Saturday, June 25, 2005

groomed like a sheep, i am

It hasn’t turned out to be that kind of weekend—no “all Skynyrd, shirtless in the yard with domestic beer and arsenal of clichéd sports talk ready for the neighbors" kind of weekend that I had envisioned. The wife is out of town for the day and her absent vehicle would’ve been a sufficient excuse for me to skip out on the neighborhood block party, were the party actually occurring. I was mistaken. A second glance at the hard-hitting and informative neighborhood newsletter clearly places said block party towards the end of July.

I still got the buzz cut. I showed up on square a little earlier than usual to swing by the Three Ten pipe shop and re-load on their whiskey blend tobacco before deciding against it. I have to smoke outside and it is too hot to smoke outside, even late at night. Todd A says that it is hotter than a whore on nickel night and I believe him.

My barbershop sits in a former department store on the Murfreesboro Square and I always get there early to listen in on conversations, thumb through the latest National Geographic, and generally soak up the atmosphere. The building itself is at least a century old and the tiled floor looks to pre-date World War II. There are pink walls and wallpaper that clashes with floor and I doubt that any time in history would claim them, though I would guess the mid-eighties. From November to February my barber fills the front display windows with his collection of model trains that constantly run in a figure eight through model towns and little plastic trees, and you can watch the kids stop and press their faces against the glass while you get your haircut. These kids have videogames and all kinds of distraction devices that I am unaware of or just oblivious to, yet they are just as fascinated as the kids who likely pressed their faces against that same glass some seventy years ago for similar displays. That is why I pay for a haircut I could do myself.

Back when I was in college I would get my hair cut at a cheaper place across the square. The barber there could have easily been in his seventies or older, and I still see him walking downtown between his house and barbershop sometimes. He wears a suit and tie to work and always shaves the back of your neck with a strait razor. He lathers it first and then sharpens the razor on a leather strip off to the side, just enough in the periphery for one to wonder about his arthritis. Back then I got the “Ivy League #2” cut, and its tapered nature allowed a prominent role for the razor. When the haircut was over he would run an electric massager across my back for the most awkward thirty seconds one could imagine. It is good customer service, I suppose, but one can never really become accustomed to a senior citizen touching them with a vibrating appliance and then paying them for it. I always left a little nicked-up, bleeding, and embarrassed, but it was a good haircut and one he had probably been doing since the Roosevelt administration.

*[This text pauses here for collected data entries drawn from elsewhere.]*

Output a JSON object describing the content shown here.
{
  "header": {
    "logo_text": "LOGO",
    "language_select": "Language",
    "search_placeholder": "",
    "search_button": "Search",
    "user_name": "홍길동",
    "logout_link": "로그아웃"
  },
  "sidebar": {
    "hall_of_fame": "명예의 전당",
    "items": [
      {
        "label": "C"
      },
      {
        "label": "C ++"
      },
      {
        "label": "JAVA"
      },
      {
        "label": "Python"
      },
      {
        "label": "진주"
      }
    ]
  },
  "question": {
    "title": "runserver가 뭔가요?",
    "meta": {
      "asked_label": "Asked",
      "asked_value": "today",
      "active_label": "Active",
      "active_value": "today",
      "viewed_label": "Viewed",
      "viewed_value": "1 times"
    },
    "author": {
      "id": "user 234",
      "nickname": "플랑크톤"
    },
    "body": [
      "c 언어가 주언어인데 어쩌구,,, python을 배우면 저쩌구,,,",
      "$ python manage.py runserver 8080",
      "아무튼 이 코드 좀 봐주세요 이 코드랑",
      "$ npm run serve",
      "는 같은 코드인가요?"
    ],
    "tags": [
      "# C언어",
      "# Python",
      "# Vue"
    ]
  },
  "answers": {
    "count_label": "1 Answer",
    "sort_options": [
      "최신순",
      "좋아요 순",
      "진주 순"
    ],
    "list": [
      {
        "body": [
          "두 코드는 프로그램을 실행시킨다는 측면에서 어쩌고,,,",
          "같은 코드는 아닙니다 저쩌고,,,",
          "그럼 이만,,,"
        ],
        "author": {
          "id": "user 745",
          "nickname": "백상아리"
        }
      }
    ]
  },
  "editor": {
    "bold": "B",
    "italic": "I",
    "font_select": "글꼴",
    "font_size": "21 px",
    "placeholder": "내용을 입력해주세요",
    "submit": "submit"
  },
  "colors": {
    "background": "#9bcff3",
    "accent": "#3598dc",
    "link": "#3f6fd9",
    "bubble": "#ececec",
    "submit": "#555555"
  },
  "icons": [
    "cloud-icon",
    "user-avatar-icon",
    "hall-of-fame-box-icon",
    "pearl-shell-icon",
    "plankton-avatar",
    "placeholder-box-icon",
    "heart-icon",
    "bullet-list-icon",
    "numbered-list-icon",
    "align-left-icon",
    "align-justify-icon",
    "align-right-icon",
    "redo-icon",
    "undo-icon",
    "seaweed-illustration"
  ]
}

When I was really poor in college I would go to the barber school for a four-dollar haircut. It invariably looked like a two-dollar haircut and also left me bleeding a bit. I am less welcoming of that sort of thing when it comes from a high school dropout with an electric razor.

I have never been to a chain barbershop. When I was growing up the same lady cut my hair from grade school to college, even after I moved to Tennessee. When I was in Knoxville I got my hair cut by this Vietnam veteran biker guy with long gray hair, tattoos, and the constant stench of smoke and layered sweat. He actually chain smoked while giving you the haircut and conversed with the vocabulary one would expect from a war veteran and biker. If I went in on weekdays he would have Days of Our Lives on the TV set and would comment on the characters while he smoked and cut hair. That is why I kept coming back.

Every barber has really been the same though. We have our one conversation and the visitations are spaced out enough to allow having it over and over again. Some barbers talk about the weather or Jesus or tell you a dirty joke, but you know you’ll hear the same thing the next time you walk in, as if you were just doing multiple takes of the same scene until director got one he liked.

The conversation that my current barber and I have subconsciously chosen is “lawn mowing and other assorted yard work”. We will even discuss it in the dead of winter for some reason. Politics and other things creep in for a mention here or there, but yard work is our zone and in it we are comfortable. That is where we were today. There was a hell of a cedar bucket out there to tackle, but we let it alone. Those wounds are too fresh. When the bastards are caught we will have something to discuss, and discuss it we will. We may even scan the room for womenfolk and throw in a four-letter word on the subject if we are not found to be in mixed company.

That is why I get my haircut.

Also, it is good to have someone else to blame for the way it looks.

3 Comments:

Blogger Wally Bangs said...

The electric massager barber - it has to be Tip Top Barber Shop. I was there Saturday morning getting a trim. I usually get my hair cut by what I assume is the old guy's son who always seems like he's had one too many coffees.
The best shop in the 'boro was Drake's, but I don't think it's open anymore.

8:49 AM  
Blogger Rex L. Camino said...

It was indeed Tip Top. The guy's son cut my hair a couple of times a few years back and did a really good job. I was going to start using him all the time but he wound up in jail.

It may not be the coffee that makes him that way.